Sotto la lente d'ingrandimento c'e' anche il ruolo che i meccanismi neurofisiopatologici centrali possono svolgere nel regolare il funzionamento gastrointestinale. "Come gli eventi traumatici hanno un ruolo chiave nelle patologie psichiatriche, cosi' i fattori neurobiologici specifici lo hanno nel determinare un differente esito nel decorso della patologia infiammatoria cronica intestinale. Un elemento su cui non e' presente ancora un'evidenza chiara- sottolinea Di Lorenzo- ma e' necessario svolgere un accurato lavoro a livello di reti nazionali e internazionali di ricerca clinica, e' proprio il ruolo del microbiota. Sembrerebbe essere essenziale nel determinare vari fattori, elementi e caratteristiche delle malattie infiammatorie croniche intestinali. Certamente ha un ruolo anche nel favorire e determinare la presentazione e il peggioramento delle patologie psichiatriche".

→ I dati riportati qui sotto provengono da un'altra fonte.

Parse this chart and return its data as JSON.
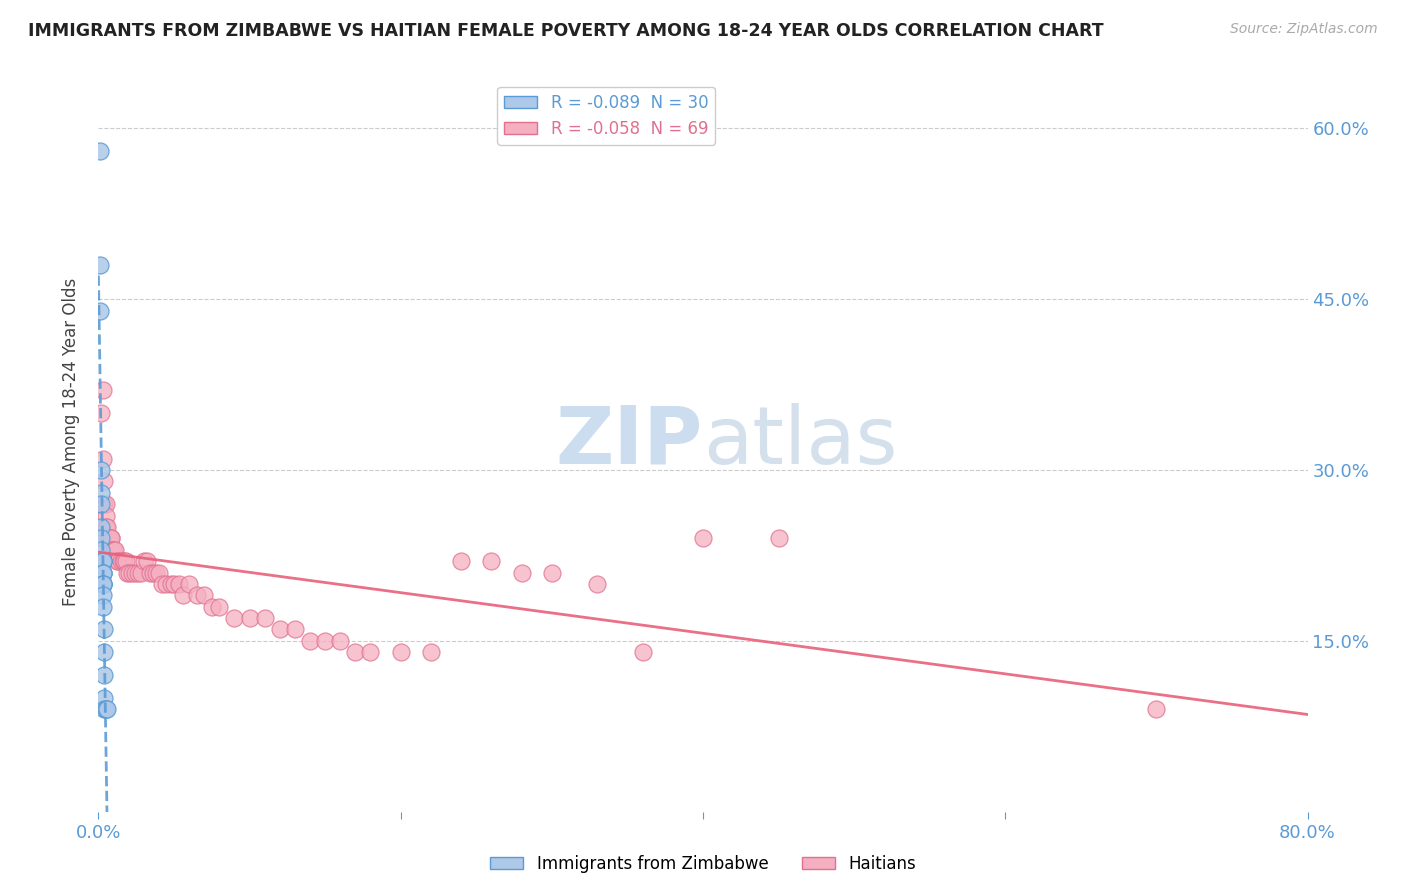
{
  "title": "IMMIGRANTS FROM ZIMBABWE VS HAITIAN FEMALE POVERTY AMONG 18-24 YEAR OLDS CORRELATION CHART",
  "source": "Source: ZipAtlas.com",
  "ylabel": "Female Poverty Among 18-24 Year Olds",
  "r1": -0.089,
  "n1": 30,
  "r2": -0.058,
  "n2": 69,
  "xlim": [
    0.0,
    0.8
  ],
  "ylim": [
    0.0,
    0.65
  ],
  "yticks": [
    0.15,
    0.3,
    0.45,
    0.6
  ],
  "ytick_labels": [
    "15.0%",
    "30.0%",
    "45.0%",
    "60.0%"
  ],
  "xtick_positions": [
    0.0,
    0.2,
    0.4,
    0.6,
    0.8
  ],
  "xtick_labels": [
    "0.0%",
    "",
    "",
    "",
    "80.0%"
  ],
  "color_zimbabwe": "#adc8e8",
  "color_haiti": "#f5afc0",
  "edge_zimbabwe": "#5b9bd5",
  "edge_haiti": "#e07090",
  "trendline_zimbabwe_color": "#5b9bd5",
  "trendline_haiti_color": "#e8607a",
  "legend1_label": "Immigrants from Zimbabwe",
  "legend2_label": "Haitians",
  "watermark_color": "#ccddf0",
  "zimbabwe_x": [
    0.001,
    0.001,
    0.001,
    0.002,
    0.002,
    0.002,
    0.002,
    0.002,
    0.002,
    0.003,
    0.003,
    0.003,
    0.003,
    0.003,
    0.003,
    0.003,
    0.003,
    0.003,
    0.003,
    0.003,
    0.003,
    0.003,
    0.004,
    0.004,
    0.004,
    0.004,
    0.004,
    0.005,
    0.005,
    0.006
  ],
  "zimbabwe_y": [
    0.58,
    0.48,
    0.44,
    0.3,
    0.28,
    0.27,
    0.25,
    0.24,
    0.23,
    0.22,
    0.22,
    0.22,
    0.22,
    0.21,
    0.21,
    0.21,
    0.2,
    0.2,
    0.2,
    0.2,
    0.19,
    0.18,
    0.16,
    0.14,
    0.12,
    0.1,
    0.09,
    0.09,
    0.09,
    0.09
  ],
  "haiti_x": [
    0.001,
    0.002,
    0.003,
    0.003,
    0.004,
    0.004,
    0.005,
    0.005,
    0.005,
    0.006,
    0.006,
    0.007,
    0.007,
    0.008,
    0.008,
    0.009,
    0.009,
    0.01,
    0.011,
    0.012,
    0.013,
    0.015,
    0.016,
    0.017,
    0.018,
    0.019,
    0.02,
    0.022,
    0.024,
    0.026,
    0.028,
    0.03,
    0.032,
    0.034,
    0.036,
    0.038,
    0.04,
    0.042,
    0.045,
    0.048,
    0.05,
    0.053,
    0.056,
    0.06,
    0.065,
    0.07,
    0.075,
    0.08,
    0.09,
    0.1,
    0.11,
    0.12,
    0.13,
    0.14,
    0.15,
    0.16,
    0.17,
    0.18,
    0.2,
    0.22,
    0.24,
    0.26,
    0.28,
    0.3,
    0.33,
    0.36,
    0.4,
    0.45,
    0.7
  ],
  "haiti_y": [
    0.27,
    0.35,
    0.37,
    0.31,
    0.29,
    0.27,
    0.27,
    0.26,
    0.25,
    0.25,
    0.24,
    0.24,
    0.24,
    0.24,
    0.24,
    0.23,
    0.23,
    0.23,
    0.23,
    0.22,
    0.22,
    0.22,
    0.22,
    0.22,
    0.22,
    0.21,
    0.21,
    0.21,
    0.21,
    0.21,
    0.21,
    0.22,
    0.22,
    0.21,
    0.21,
    0.21,
    0.21,
    0.2,
    0.2,
    0.2,
    0.2,
    0.2,
    0.19,
    0.2,
    0.19,
    0.19,
    0.18,
    0.18,
    0.17,
    0.17,
    0.17,
    0.16,
    0.16,
    0.15,
    0.15,
    0.15,
    0.14,
    0.14,
    0.14,
    0.14,
    0.22,
    0.22,
    0.21,
    0.21,
    0.2,
    0.14,
    0.24,
    0.24,
    0.09
  ]
}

Tuttavia, continua lo studioso, "il ruolo che questo possa avere nel determinare la relazione e' tutt'altro che noto.
Bisognera' svolgere accurati studi e valutazioni". Cio' che resta "fondamentale e' la collaborazione tra psichiatri e gastroenterologi- rimarca Di Lorenzo- non solo dal punto di vista eziofisiopatologico, ma soprattutto dal punto di vista della gestione del paziente con malattie infiammatorie croniche intestinali e disturbo psichiatrico. In particolar modo in presenza di depressione maggiore e disturbi d'ansia". Secondo il medico, "le difficolta' che i colleghi gastroenterologi possono incontrare si riscontrano nell'individuazione della corretta terapia psicofarmacologica e del corretto indirizzo psicoterapeutico, spesso di tipo supportivo, di cui necessitano questi pazienti. L'esperienza degli psichiatri nella gestione degli effetti collaterali, e in generale nell'individuazione precoce del miglioramento clinico in corso del disturbo depressivo maggiore e dei disturbi d'ansia in questi pazienti, e' la chiave per la riuscita di un esito clinico ottimale", conclude.